A Deloitte Access Economics report has found total out-of-pocket costs for women with private health insurance were higher than those without.

Overall, women with breast cancer pay about $5000 in out-of-pocket costs in the five-year period after their diagnosis.

Some women with private health insurance paid about $7000 in the private health system, compared to $3600 for women without insurance.
One quarter of privately insured women reported out-of-pocket costs of more than $21,000.

The report was commissioned by Breast Cancer Network Australia (BCNA) and surveyed almost 2000 women about the out-of-pocket costs they faced after they were diagnosed with breast cancer.

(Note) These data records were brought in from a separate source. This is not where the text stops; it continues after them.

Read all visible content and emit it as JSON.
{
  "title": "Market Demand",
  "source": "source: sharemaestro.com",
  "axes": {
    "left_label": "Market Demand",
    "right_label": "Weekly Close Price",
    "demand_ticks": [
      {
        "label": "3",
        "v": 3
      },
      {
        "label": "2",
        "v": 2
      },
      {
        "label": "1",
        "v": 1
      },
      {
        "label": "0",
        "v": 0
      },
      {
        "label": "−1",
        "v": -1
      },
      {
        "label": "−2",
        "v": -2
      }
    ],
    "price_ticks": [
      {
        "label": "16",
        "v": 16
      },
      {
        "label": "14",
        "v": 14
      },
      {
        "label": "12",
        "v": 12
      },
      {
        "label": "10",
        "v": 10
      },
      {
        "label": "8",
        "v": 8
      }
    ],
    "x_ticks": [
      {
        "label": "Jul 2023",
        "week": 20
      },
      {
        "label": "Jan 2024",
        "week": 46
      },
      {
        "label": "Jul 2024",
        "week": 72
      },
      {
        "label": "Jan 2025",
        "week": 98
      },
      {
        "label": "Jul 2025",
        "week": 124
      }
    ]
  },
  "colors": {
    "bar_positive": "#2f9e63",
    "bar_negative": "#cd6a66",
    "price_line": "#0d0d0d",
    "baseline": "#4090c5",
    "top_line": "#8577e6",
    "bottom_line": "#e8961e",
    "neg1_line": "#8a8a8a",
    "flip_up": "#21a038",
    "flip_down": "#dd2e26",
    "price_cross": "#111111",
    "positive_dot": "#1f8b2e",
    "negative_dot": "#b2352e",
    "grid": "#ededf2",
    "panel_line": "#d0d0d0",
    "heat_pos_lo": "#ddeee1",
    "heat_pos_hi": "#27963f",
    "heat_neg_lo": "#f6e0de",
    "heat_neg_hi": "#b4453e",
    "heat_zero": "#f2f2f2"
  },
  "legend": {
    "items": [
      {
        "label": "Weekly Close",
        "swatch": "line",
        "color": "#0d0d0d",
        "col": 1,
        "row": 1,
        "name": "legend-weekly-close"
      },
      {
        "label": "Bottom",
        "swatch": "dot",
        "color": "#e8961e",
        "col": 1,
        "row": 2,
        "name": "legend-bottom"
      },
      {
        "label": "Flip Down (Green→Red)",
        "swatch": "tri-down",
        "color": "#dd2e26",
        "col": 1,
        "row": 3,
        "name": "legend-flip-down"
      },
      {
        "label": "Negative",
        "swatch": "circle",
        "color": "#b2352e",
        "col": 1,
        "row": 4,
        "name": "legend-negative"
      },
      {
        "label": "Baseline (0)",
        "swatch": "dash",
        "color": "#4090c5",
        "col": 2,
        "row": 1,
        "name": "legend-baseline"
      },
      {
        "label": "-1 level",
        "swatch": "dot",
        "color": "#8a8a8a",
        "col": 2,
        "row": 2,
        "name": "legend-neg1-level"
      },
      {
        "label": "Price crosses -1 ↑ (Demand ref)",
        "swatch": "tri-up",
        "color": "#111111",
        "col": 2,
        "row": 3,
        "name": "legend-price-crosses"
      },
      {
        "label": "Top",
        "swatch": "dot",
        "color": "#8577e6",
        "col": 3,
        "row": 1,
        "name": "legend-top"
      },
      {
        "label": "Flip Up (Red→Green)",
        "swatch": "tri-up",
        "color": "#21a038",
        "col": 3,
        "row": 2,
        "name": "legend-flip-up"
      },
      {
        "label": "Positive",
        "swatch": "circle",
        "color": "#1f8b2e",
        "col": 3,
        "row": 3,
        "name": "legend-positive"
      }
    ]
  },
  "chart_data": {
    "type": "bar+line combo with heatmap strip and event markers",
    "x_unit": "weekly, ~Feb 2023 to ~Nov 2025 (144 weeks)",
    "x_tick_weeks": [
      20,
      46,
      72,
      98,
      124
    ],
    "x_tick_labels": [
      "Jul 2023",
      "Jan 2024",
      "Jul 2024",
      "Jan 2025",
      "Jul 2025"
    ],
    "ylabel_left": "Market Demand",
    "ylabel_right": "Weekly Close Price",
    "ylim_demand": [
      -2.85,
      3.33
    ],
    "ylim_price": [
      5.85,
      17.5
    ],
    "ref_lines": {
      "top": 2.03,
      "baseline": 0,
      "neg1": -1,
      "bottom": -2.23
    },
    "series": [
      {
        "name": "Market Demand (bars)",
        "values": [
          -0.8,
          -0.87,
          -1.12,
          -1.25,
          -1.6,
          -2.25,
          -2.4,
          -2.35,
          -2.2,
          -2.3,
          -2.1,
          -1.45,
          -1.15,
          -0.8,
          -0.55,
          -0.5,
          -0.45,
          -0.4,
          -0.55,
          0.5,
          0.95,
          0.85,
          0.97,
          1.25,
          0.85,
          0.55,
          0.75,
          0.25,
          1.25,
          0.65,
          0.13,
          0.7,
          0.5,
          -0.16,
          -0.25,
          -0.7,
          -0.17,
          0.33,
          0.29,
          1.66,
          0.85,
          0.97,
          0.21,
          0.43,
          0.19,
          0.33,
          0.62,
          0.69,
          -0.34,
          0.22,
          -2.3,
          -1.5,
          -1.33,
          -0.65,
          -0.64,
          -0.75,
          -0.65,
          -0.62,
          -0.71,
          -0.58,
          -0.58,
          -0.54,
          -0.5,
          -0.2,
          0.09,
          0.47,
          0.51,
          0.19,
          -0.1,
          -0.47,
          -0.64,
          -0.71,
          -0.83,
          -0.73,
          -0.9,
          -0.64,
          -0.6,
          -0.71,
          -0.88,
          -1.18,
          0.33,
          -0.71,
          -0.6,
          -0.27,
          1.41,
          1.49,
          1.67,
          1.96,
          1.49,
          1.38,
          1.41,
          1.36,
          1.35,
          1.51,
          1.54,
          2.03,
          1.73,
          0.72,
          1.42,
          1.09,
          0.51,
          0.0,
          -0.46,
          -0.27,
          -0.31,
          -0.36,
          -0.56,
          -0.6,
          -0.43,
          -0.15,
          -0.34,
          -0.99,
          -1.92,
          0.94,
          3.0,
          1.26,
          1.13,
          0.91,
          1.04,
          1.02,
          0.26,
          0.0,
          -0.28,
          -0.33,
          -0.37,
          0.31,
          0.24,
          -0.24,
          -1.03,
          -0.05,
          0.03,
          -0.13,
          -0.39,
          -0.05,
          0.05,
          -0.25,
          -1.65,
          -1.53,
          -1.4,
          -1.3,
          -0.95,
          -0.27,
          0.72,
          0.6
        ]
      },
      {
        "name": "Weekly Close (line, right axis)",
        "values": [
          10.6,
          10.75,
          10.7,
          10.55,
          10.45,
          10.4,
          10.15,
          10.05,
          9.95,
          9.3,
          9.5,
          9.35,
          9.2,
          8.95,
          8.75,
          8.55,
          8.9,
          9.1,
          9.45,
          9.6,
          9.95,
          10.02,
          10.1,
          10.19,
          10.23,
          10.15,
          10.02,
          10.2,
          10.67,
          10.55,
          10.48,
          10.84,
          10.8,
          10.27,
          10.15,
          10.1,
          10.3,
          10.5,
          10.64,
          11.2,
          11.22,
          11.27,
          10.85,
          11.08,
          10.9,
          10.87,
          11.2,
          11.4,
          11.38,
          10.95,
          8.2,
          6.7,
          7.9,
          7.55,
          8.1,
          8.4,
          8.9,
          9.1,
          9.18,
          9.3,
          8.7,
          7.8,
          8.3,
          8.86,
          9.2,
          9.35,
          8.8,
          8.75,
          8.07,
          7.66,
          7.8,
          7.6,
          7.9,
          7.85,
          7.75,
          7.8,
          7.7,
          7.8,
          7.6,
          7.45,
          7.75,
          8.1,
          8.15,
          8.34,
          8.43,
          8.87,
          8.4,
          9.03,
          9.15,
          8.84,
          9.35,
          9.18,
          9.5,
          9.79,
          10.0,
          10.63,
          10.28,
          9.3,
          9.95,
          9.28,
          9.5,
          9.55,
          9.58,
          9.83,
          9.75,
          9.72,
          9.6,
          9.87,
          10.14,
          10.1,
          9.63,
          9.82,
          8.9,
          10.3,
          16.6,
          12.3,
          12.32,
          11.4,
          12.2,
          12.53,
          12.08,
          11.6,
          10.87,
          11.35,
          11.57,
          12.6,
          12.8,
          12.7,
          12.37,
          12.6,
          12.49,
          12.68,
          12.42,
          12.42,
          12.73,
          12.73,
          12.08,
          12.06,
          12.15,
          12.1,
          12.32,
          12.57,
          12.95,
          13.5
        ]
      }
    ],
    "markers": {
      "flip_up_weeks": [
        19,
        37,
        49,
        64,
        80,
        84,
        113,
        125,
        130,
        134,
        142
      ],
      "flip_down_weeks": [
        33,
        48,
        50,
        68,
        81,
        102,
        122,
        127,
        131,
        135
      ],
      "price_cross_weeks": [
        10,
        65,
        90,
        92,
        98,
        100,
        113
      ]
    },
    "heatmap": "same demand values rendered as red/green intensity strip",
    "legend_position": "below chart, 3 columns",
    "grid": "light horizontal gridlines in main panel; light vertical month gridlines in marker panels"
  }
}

About 12 per cent of respondents had no out-of- pocket costs, while 25 per cent experienced out-of- pocket costs of more than $17,200.

The figures do not take into account lost wages if a woman needs to take time off work because of treatment.

“Our report has confirmed that breast cancer can have a significant financial impact on women and their families, which can last many years after the initial diagnosis,” BCNA chief executive Christine Nolan said.

The Financial Impact of Breast Cancer report has made 14 recommendations about how private health insurers, government and health service providers can work together to reduce the financial burden.

They include increasing the Medicare rebates, free parking at hospitals for cancer patients, and the approval of new cancer drugs on the Pharmaceutical Benefits Scheme.